We've already discussed tank size in one of his many other threads. It's come to conclusion that sure, any tank larger then what he has will be better. Minimum should be a 90 gallon. A 90 gallon will give the pleco about 19 inches in width so it can turn around. Anything smaller just doesnt have enough room and a 12 inch width will not be good for a 12-14 inch pleco. The pleco wont be able to turn around comfortably. A 70g might work too as it's the same footprint as the 90 but would be best if the two current fish are housed separate then as the other fish would enjoy the more hight of the 90g.

Ideally a 120 or 125 would give a good amount more room. probably the 125 being the best choice. Of course bigger would be even better. 
90 = 48"x12"
120 = 48"x25"
125 = 72"x19"
I'd go with the length for now over the width so that's why I say the 125g at 6 feet long would be good. Then the fish have some swim room. But it sounds like with his small budget he will have to choose whatever he can find on the used market.

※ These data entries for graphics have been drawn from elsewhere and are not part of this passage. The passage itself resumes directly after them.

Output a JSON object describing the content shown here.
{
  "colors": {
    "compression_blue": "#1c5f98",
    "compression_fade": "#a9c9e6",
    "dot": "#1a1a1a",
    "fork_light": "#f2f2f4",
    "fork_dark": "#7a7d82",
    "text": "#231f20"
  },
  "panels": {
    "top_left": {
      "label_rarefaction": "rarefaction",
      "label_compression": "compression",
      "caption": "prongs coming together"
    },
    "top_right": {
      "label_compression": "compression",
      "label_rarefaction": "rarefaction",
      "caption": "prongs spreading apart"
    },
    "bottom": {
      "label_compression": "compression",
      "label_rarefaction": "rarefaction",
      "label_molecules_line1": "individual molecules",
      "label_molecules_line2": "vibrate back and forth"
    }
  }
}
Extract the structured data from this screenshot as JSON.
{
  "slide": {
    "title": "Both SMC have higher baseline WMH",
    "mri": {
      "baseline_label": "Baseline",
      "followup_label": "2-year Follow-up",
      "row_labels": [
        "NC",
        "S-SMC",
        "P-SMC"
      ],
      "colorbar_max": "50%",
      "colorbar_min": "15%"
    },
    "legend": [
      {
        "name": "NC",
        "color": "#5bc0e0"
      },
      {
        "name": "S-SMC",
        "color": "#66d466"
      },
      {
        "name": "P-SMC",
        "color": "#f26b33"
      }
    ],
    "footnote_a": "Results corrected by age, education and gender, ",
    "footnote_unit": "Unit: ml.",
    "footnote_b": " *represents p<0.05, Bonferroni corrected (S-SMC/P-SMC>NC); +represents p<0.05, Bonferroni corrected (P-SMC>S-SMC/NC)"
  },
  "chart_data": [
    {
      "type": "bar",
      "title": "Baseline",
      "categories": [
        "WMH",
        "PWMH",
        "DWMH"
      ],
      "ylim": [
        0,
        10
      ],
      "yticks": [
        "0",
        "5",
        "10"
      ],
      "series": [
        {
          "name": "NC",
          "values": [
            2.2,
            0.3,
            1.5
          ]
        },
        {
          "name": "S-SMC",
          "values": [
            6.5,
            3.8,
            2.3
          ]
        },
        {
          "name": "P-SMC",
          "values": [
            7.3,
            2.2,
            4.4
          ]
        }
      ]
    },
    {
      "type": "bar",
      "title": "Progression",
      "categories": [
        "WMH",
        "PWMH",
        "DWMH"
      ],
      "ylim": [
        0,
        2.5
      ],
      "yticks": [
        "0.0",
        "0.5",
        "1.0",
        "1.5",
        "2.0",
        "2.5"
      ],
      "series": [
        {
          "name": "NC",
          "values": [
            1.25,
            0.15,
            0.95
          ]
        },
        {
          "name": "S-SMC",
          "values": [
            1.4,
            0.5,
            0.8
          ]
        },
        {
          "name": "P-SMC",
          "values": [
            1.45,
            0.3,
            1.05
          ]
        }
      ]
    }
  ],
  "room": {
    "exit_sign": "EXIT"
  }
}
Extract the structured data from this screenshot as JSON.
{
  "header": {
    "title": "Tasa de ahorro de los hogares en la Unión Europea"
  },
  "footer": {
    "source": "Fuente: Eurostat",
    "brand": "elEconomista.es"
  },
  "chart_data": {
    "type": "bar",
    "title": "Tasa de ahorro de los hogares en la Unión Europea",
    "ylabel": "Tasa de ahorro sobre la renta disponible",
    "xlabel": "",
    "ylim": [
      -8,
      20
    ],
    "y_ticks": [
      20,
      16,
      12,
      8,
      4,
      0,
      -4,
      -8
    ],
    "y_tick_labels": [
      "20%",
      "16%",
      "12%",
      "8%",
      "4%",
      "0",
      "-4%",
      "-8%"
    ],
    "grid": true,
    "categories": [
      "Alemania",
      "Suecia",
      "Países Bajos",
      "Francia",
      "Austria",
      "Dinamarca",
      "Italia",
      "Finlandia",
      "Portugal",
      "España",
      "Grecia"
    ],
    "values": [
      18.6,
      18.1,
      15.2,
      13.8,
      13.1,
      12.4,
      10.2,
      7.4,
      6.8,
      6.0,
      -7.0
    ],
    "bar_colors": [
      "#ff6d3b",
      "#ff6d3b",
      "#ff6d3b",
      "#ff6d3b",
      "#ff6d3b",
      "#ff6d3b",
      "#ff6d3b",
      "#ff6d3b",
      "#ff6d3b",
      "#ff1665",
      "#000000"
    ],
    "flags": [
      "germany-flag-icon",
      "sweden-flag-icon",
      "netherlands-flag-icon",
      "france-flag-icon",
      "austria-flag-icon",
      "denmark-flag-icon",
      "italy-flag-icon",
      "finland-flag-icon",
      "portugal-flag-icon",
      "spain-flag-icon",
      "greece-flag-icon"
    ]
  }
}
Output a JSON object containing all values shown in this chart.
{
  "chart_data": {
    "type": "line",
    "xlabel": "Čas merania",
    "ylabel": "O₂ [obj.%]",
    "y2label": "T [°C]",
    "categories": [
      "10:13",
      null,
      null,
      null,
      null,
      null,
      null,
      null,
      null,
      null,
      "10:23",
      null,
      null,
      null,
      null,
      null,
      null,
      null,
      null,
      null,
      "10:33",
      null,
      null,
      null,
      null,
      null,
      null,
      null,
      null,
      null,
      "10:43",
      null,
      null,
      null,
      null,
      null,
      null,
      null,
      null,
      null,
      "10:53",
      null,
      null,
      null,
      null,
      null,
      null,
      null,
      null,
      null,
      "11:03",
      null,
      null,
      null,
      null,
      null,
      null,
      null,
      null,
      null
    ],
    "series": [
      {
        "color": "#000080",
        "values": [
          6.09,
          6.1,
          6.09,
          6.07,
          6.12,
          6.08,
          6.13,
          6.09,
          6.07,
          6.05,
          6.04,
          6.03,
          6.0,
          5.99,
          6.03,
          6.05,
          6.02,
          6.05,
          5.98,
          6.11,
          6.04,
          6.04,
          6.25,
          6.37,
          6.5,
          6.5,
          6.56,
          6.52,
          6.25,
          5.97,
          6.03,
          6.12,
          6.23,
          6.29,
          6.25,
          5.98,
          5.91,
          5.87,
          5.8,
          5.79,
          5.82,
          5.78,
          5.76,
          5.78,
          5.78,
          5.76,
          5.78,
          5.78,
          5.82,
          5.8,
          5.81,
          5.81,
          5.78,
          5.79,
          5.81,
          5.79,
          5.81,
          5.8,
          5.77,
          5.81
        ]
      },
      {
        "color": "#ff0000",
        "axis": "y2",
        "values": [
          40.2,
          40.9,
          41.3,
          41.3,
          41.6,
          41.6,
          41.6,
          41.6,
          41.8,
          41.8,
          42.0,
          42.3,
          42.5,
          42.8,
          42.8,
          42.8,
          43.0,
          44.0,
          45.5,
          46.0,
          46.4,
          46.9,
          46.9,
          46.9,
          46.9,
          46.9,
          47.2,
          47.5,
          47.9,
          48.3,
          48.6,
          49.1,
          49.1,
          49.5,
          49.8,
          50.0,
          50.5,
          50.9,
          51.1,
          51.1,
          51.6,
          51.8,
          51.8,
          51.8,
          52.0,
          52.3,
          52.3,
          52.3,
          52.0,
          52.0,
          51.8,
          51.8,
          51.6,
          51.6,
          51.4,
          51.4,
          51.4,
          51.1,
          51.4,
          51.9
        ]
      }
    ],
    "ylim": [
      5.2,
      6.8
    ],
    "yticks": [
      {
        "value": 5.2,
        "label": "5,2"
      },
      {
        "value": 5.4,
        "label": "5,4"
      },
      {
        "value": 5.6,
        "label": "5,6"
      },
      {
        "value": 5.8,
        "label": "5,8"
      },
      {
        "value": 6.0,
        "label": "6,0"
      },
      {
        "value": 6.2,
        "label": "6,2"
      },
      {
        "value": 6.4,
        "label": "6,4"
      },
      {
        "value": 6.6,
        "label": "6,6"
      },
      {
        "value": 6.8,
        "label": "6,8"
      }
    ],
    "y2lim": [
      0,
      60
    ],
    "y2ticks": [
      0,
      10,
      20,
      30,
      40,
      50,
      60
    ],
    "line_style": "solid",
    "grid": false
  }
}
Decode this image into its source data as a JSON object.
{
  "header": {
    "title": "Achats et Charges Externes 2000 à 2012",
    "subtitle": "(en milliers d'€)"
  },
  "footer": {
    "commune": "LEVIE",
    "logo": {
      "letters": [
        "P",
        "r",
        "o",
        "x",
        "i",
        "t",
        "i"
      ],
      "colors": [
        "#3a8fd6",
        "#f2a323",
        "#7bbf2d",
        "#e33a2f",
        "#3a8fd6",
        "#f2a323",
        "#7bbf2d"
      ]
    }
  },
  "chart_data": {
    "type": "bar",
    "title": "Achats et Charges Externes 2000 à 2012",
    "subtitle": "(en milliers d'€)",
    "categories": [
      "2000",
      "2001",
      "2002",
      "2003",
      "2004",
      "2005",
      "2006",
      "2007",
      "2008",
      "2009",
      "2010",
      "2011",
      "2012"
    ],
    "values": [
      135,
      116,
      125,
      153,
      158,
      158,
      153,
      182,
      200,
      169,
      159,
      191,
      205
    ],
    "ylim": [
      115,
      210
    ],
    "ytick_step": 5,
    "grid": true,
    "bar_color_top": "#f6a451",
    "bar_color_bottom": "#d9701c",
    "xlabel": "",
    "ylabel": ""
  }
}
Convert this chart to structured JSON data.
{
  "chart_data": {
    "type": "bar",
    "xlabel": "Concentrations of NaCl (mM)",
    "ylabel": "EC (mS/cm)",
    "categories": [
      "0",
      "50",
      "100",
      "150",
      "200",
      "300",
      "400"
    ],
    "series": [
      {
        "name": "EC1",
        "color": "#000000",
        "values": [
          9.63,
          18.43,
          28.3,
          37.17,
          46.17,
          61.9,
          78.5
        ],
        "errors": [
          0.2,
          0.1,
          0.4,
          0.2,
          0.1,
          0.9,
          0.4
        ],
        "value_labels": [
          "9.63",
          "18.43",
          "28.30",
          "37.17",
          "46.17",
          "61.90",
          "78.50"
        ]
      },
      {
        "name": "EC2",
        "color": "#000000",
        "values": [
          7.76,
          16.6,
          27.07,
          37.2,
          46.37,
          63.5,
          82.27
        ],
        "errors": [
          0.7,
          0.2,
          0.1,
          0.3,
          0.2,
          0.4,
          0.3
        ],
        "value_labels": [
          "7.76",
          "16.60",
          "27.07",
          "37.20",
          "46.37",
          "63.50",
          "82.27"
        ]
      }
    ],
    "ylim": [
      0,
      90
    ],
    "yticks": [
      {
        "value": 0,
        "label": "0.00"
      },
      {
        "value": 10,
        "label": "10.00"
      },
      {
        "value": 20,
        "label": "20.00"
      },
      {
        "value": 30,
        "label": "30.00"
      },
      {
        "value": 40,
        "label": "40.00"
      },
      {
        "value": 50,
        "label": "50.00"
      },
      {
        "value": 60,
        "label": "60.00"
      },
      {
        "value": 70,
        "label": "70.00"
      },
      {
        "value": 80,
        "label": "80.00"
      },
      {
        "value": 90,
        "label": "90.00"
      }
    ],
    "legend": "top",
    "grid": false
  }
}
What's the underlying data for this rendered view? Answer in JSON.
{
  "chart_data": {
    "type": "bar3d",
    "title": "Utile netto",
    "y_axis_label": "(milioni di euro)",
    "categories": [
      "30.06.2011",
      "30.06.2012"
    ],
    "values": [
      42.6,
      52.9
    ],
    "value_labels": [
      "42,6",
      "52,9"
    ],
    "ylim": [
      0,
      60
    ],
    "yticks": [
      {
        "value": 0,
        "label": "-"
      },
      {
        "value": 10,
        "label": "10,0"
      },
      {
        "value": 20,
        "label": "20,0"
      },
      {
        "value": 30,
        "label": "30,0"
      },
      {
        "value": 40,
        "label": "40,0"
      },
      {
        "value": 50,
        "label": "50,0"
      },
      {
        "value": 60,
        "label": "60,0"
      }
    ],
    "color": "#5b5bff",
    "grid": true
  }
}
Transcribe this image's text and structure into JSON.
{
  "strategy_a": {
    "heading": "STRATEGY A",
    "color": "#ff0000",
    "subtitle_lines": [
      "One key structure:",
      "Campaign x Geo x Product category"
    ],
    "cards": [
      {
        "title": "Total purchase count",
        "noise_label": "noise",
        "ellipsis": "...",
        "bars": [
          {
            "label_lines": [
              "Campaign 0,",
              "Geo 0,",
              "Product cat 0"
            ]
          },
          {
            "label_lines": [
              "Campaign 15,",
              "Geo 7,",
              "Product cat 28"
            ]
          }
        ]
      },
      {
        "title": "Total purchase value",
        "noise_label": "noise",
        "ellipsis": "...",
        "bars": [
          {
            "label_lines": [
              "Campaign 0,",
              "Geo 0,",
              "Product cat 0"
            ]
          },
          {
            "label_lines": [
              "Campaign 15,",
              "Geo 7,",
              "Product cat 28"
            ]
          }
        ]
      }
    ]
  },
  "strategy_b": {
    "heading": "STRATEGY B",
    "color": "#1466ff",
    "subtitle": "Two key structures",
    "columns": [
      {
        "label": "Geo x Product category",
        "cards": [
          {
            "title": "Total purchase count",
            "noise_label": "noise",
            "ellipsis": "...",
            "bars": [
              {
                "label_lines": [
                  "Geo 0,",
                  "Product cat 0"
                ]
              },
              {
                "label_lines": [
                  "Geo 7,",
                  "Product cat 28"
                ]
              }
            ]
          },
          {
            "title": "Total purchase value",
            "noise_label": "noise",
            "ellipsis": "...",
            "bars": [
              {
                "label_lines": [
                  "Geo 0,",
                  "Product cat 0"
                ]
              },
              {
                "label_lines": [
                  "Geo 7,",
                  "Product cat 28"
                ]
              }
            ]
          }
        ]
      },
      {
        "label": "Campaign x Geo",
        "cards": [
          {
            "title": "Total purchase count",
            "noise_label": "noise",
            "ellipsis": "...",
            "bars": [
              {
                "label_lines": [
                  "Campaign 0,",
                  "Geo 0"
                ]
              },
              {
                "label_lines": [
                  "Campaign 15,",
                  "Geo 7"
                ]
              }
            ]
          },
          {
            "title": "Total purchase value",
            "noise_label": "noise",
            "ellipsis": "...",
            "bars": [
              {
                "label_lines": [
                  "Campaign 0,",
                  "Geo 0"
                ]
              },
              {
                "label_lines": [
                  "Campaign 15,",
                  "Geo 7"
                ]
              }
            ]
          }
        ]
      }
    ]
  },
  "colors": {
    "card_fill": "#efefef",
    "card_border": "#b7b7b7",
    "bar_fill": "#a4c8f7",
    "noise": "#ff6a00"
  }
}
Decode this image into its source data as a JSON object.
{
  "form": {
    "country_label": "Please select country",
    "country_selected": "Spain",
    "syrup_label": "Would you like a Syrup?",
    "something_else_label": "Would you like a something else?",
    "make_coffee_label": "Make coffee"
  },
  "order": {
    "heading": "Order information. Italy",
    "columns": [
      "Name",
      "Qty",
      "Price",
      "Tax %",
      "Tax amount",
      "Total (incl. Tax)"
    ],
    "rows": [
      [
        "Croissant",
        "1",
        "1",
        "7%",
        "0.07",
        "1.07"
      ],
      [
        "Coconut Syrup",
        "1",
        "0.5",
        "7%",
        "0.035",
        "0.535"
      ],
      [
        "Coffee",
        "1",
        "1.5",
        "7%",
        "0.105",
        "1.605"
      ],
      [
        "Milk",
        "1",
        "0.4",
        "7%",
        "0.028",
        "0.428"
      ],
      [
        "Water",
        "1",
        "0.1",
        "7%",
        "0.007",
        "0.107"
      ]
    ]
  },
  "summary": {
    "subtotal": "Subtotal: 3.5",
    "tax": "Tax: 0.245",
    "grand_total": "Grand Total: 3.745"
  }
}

In the end only _*jacobbonilla*_ can decide what he wants to do. His original question in this thread sounded like does he want pets and if so does he want the fish he has or something else? He has to look at his lifestyle and his future to figure this out. I doubt anyone on the internet can make a major decision for him. It's part of growing up to decide these types of things. There is no wrong or right answer. There are better choices then others but in the end he will have to choose and learn from anything he does.


----------



## chocolatecrunch (May 21, 2010)

I think from now on i'm just going to leave the pleco buisness for the profecinals cuz I'm really not a pleco person.


----------